2010年3月12日金曜日
東京灰燼記
大曲駒村(おおまがりくそん=1882~1943年)の『東京灰燼記――関東大震災』(中公文庫)=写真=を読んでいるさなかに、チリ大地震が起きた。古今と東西の違いはあっても、大災害に襲われた人々の悲しみや苦しみ、怒りや無念さに変わりはあるまい。チリ大地震、あるいは先のハイチ地震と関東大震災を重ね合わせながら『東京灰燼記』を読み終えた。
『東京灰燼記』は、駒村が見聞した惨状の記録と新聞記事などの資料からなっている。震災翌月の10月には早くも仙台の印刷会社から刊行された。「死せる都の傍より、生ける田園の諸君へ」震災の全貌を伝えようとした真情の書でもある。
この本を手に取ったのは、しかし単に駒村の文章を読んでみたかったからにすぎない。駒村は福島県浜通りの小高町(現南相馬市)に生まれた。俳人にして銀行マン、のちに浮世絵と川柳研究で名をなす。小高町時代、この欄でも触れたことのある憲法学者鈴木安蔵の、父(俳人にして銀行マン)や俳人の豊田君仙子と交流があった。
鈴木安蔵と、山村暮鳥のお隣さん(新田目家)とは深い関係があった。
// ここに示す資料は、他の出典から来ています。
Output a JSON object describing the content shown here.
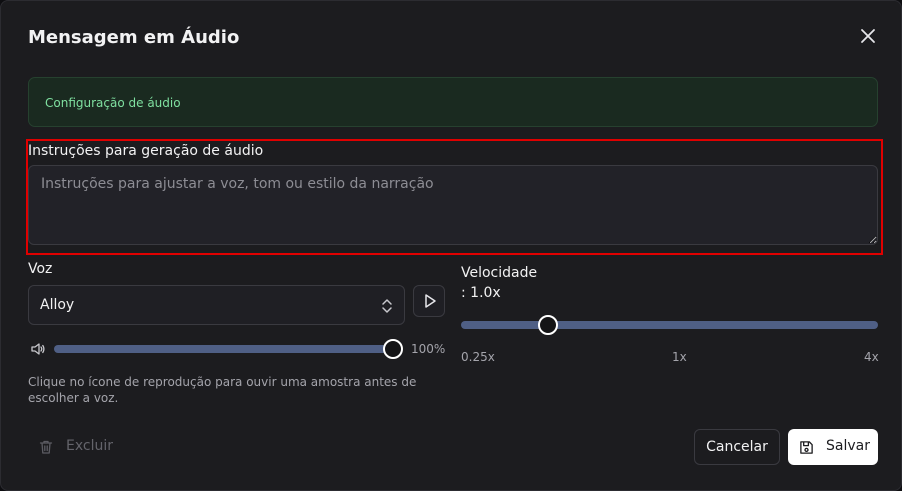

「暮鳥とお隣さん」の縁で豊田君仙子、大曲駒村まで石が転がって行き、豊田君仙子については、お孫さんが開いているスナックに行ったこともあって、その顛末をこの欄で書いた。そのとき、駒村にも少し触れた。
『東京灰燼記』に浜通りから見舞いに駆けつけた人間のことが書いてある。
「九月四日、即ち大震第四日目の朝、夜警の疲れで床の中に倒れていると、ドヤドヤと福島県の田舎から見舞の人が遣って来た。相馬の旧友たち六人である。(略)六人が六人とも、大きな荷物を重そうに背負っていた。中には白米五升は勿論のこと、種々の罐詰、味噌、松魚節(かつおぶし)等が這入っているという」
「午後から新宿を訪なうこととした。(略)牛込まで来る途中、平からやって来た遠縁の者二人に逢う。いずれも大きな布袋を背負うてウンウン唸って歩いていた。この体で川口から四里半も歩いて来たので、疲れ切ったと言う」
首都圏に住む親類の窮状を知り、食糧を持って各地から上京する人たちがいた。相馬と平の知人・縁者の例から、そんな人が群をなしていたことが分かる。
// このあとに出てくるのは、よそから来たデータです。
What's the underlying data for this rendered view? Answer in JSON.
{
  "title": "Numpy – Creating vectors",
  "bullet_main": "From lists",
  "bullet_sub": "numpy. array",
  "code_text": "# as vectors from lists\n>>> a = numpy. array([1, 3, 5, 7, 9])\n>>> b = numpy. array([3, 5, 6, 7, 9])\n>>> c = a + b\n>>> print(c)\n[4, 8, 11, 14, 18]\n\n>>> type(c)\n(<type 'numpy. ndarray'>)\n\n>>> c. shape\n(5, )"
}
話変わって、いわき地方史研究会は昭和47年、『大曲駒村遺稿 福島県日本派俳壇史』を刊行している。その序で豊田君仙子が振り返っている。「私は大正二年に福島師範を出て郷里に帰り、半谷絹村と共に駒村等の浮舟会の句会に出た」。駒村はそのあと、勤めていた小高銀行を辞めて別の銀行へ移り、やがて上京して大震災に遭遇する。
駒村は生前、よく仲間の句集出版などに尽力した。それを知ったいわきの俳諧研究者、故雫石太郎さんが駒村顕彰の志を引き継ぎ、公刊の思いを温めていたところ、いわき地方史研究会の事業として出版が実現した。図書館には「読まれるのを待っている本」がある。私には、この『福島県日本派俳壇史』がその一冊となった。